Снова раздался выстрел, и Степан засек, что стреляли из чердачного окна. Он быстро опустил винтовку, скинул шапку и выстрелил в окно раз и другой. В ответ тоже прозвучали два выстрела, одна из пуль попала в трубу, полетели осколки кирпича.

Степан прикрыл голову руками и, сосчитав, что у Павлова в барабане нагана осталось еще три патрона, а стреляет он метко, задумался. Почему, услышав, что за ним гонятся, Павлов решил остановить его здесь, хотя мог бежать чердаком дальше?

Степан положил шапку на выступ трубы, выстрелил, целясь в проем чердачного окна, дождался вспышки ответного выстрела, спустился по скату крыши к самому краю и, нащупывая локтем ограду на карнизе, пополз вперед.

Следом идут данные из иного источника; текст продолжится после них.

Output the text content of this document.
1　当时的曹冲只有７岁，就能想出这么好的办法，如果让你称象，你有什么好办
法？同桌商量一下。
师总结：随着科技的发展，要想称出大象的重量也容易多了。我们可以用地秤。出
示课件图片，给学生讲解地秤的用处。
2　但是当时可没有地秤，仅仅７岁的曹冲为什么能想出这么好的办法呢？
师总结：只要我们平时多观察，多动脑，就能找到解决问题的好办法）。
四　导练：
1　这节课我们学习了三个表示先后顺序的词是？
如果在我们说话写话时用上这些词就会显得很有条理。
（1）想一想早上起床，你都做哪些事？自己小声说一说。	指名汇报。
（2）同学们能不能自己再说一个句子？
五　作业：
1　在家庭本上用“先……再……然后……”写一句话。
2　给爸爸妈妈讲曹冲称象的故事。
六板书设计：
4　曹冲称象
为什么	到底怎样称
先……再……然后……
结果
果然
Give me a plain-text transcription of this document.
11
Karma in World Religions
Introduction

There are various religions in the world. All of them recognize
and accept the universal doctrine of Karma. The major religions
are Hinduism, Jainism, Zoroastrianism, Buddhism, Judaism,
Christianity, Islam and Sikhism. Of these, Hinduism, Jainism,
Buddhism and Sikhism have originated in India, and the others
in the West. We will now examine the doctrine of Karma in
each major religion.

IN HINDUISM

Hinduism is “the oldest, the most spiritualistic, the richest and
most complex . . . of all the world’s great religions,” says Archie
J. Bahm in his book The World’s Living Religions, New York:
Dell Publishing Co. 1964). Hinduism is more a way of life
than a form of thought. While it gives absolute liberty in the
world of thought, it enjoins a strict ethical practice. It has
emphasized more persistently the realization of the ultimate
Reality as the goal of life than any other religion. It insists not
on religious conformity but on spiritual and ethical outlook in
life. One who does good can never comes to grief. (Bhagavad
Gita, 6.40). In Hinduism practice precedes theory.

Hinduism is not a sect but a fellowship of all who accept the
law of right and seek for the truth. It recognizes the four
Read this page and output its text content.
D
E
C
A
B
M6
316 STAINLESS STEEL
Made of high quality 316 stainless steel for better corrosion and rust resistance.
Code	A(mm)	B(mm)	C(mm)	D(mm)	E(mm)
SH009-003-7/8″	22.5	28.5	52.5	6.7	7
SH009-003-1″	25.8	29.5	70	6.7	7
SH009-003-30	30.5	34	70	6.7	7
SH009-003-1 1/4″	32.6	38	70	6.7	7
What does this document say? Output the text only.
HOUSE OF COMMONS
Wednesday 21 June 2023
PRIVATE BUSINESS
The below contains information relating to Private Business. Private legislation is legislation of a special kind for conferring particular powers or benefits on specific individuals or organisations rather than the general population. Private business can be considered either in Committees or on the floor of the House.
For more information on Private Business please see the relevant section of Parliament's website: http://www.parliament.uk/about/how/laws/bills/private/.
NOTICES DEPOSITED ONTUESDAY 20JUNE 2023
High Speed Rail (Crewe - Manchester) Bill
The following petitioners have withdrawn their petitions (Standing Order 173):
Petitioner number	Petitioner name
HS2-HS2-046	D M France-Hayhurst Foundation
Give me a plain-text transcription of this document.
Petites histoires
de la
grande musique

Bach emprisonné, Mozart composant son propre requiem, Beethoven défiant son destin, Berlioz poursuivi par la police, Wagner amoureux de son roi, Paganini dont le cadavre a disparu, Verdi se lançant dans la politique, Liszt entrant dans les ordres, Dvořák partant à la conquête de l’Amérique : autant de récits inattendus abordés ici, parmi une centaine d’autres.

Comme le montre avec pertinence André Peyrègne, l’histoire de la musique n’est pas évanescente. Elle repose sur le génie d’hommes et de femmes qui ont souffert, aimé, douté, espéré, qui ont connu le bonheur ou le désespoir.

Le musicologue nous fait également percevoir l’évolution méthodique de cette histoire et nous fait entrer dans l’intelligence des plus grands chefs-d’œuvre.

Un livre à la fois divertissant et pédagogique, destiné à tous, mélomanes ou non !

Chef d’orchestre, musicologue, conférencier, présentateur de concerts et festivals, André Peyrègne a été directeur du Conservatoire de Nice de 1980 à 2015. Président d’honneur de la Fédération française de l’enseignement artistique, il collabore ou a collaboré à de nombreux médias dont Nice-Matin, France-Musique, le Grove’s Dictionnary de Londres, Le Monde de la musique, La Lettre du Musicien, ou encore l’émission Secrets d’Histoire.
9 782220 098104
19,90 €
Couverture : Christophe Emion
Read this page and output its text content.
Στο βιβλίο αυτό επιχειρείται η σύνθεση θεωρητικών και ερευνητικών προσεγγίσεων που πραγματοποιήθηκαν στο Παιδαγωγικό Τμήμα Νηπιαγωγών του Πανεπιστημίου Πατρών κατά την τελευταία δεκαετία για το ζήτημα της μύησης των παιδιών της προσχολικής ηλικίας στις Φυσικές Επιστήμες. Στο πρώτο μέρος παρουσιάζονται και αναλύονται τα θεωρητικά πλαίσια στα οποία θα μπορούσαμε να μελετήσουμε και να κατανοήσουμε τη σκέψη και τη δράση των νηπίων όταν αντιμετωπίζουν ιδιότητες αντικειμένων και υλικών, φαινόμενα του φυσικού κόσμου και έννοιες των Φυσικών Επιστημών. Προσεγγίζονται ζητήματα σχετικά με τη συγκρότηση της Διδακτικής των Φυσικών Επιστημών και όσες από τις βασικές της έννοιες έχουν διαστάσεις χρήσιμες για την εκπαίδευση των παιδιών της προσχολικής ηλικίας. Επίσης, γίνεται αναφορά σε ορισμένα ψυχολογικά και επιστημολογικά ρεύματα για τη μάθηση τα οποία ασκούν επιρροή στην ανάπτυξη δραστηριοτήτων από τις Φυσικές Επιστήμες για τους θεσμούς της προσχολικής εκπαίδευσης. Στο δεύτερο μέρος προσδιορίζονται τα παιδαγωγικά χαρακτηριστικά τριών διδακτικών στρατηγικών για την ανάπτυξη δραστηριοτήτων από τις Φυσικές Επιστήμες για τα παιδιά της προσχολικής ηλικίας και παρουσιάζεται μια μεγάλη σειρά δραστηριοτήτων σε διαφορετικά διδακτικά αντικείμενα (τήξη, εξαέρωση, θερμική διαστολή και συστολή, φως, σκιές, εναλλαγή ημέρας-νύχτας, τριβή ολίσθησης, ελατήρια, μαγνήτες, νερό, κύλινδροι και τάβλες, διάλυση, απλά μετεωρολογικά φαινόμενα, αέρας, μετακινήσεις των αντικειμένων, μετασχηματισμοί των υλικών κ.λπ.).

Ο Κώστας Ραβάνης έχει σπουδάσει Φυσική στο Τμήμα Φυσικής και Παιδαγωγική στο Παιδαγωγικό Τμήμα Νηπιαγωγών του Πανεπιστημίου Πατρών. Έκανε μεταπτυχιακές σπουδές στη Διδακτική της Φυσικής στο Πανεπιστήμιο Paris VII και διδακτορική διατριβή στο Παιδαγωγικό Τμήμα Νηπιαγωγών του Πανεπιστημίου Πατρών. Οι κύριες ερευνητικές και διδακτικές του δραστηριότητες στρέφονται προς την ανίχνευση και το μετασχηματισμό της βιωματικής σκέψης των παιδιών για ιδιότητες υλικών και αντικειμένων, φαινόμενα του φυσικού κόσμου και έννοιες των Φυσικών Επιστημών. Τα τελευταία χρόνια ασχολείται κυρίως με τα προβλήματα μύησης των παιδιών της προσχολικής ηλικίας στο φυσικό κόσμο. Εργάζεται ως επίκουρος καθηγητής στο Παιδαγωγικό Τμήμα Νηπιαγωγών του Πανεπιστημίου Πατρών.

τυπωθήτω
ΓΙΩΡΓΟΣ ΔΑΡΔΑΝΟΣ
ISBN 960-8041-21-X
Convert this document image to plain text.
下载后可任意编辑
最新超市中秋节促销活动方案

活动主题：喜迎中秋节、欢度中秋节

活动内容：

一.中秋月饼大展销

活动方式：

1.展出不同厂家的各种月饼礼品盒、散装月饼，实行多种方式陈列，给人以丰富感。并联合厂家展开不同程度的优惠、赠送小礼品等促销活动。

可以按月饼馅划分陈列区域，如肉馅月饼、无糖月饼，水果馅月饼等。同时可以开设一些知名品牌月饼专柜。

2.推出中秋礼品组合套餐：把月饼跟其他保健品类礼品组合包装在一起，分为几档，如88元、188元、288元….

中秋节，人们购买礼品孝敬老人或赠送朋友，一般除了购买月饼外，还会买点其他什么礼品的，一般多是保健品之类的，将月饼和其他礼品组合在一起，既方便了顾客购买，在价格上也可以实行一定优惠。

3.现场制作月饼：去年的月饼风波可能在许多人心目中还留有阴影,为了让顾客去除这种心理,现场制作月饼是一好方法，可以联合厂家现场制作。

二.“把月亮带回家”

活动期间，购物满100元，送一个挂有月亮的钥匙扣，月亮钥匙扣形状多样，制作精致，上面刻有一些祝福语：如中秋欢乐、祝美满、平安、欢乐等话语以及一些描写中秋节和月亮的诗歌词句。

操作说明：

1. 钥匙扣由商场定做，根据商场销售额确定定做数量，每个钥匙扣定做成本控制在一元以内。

Добрался до конца крыши, заглянул вниз и увидел, что по стене соседнего дома тянутся железные ступени пожарной лестницы. Значит, он догнал Павлова, когда тот собирался уже спускаться вниз, заметил Степана на соседней крыше и решил снять одним выстрелом, чтобы без помех скрыться.

Теперь надо не дать ему уйти!

У Павлова осталось два патрона, но достать здесь Степана он не сможет. Для этого ему нужно выйти к краю своей крыши, к лестнице, а она под прицелом Степановой винтовки. Но как только Павлов поймет, что до лестницы ему не добраться, он попытается идти обратно чердаками, и помешать ему Степан не успеет. Ему показалось, что на соседней крыше чуть погромыхивает железо. Степан вытянул шею, прислушался и различил осторожные шаги. Павлов направлялся к лестнице. Степан лег на живот, уперся локтями в кровлю, вскинул винтовку и выстрелил, нарочно взяв повыше. Прогремел ответный выстрел, и темный силуэт метнулся в сторону чердачного окна.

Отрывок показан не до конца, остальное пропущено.